C) End the 2 percent retail tax. The realty tourism industry just uses our money to lure investor types to town, pitch them at check-in (perhaps 90 percent of regional beds are owned or managed or partnered with a real estate operation), and then sell them some piece of something at inflated prices. Realtors work 40 hours a week driving up home prices, forcing out good Telluriders, cutting down our already imperiled aspen and evergreens, and erecting (and flipping) planet-destroying mega-houses. They add not one cent to the value of anything. The foks who champion luring more humans here to live such carbon-spewing lifestyles must all be barren—why would they bring children onto a planet their daily work is destroying? Fact: if all people consumed on the pace of Americans, we would need the natural resources of four planets right now. If all people consumed on the pace of MVers, that’s probably ten planets right now. Twenty, thirty? Moral Telluriders must not be forced to partner-up with this value structure.
[Though it seems to me a death sentence, Mountain Village appears determined to go for the opulence niche. For things that burn carbon, worldwide scorn today is a fraction of what it soon will be. Heck, even Al Gore’s house has been called out in national media for consuming “50 percent more electricity every month than the average American does in a year.”]
D) End the 2 percent lodging tax. Miramonte’s Lodging Panel just dedicates it, with no strings attached, to the realtors who own and/or run virtually all the lodges, whose outreach targets home buyers and spa users, not the sophisticated, affluent adventurers who flocked to Telluride before the dentist came here with his strange notion of what’s classy. When we hand the real estate folks this extra $800,000-odd each year, they’ve got that much more money to advertise their wasteful mansions. So by subsidizing realtor tourism, our commissioners make good Telluriders guilty, too, for disasters like ozone holes and the dismantling of the northern boreal forest, which is cut up for realtor-type mailings.

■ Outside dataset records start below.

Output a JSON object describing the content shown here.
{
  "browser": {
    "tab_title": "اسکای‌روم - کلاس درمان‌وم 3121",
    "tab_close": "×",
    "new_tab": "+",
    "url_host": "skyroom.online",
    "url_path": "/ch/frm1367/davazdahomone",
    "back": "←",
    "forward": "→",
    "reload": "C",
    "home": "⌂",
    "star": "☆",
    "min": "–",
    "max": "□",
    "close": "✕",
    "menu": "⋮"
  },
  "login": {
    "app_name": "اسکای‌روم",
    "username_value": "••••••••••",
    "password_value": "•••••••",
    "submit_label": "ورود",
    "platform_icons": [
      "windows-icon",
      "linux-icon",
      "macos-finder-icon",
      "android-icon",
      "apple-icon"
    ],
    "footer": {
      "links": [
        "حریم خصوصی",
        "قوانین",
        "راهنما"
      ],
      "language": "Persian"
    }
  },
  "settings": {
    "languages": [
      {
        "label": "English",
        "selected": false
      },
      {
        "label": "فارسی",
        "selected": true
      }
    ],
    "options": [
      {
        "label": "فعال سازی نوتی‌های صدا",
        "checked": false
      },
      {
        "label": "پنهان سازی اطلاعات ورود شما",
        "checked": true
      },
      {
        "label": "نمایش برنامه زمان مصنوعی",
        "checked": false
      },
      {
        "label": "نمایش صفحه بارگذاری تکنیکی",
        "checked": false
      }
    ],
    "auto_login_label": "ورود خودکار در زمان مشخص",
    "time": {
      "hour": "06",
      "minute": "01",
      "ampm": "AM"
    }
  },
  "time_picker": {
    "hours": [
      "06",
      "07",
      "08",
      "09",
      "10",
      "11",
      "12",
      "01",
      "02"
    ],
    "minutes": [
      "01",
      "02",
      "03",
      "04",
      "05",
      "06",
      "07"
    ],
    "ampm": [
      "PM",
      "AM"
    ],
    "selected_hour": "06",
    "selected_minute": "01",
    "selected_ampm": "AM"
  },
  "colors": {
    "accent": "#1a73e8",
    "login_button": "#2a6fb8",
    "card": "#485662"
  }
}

Besides eliminating these damaging subsidies (totaling about $2,300,000/year), we trim our budgets if we simply make growth pay its own way. Unless Pryor/Fraser/Betts, Inc., rewrote Telluride history when I wasn’t looking, we voters have insisted that growth pay its own way. A mandate is a mandate. So when will our 10 public servants step up and show some backbone? No more subsidies of private industry; huge road impact fees on all pro-development trucking use of the spur; bigger development fees to cover staff time; fewer staffers to handle these developers, so it will take longer for them to chop down our imperiled forest, erode community, etc. Bigger employee housing requirements for new condo projects. Anything and everything. Mandatory solarizing everything, no grandfathering. House sizes down to 6,000 sq. ft. Moratoria on job creation, housing starts, population increases. Mandatory carbon offsetting credit purchases.
Telluriders claim two core values: environment and community. Both values have as their chief threat additional growth. We must insist our governors fight to keep Telluride smaller longer. Telluriders have defined “quality of life,” and it’s about community fiber and connection with the natural world, not about money or fancy stuff. And certainly not about propping up a morally bankrupt private industry.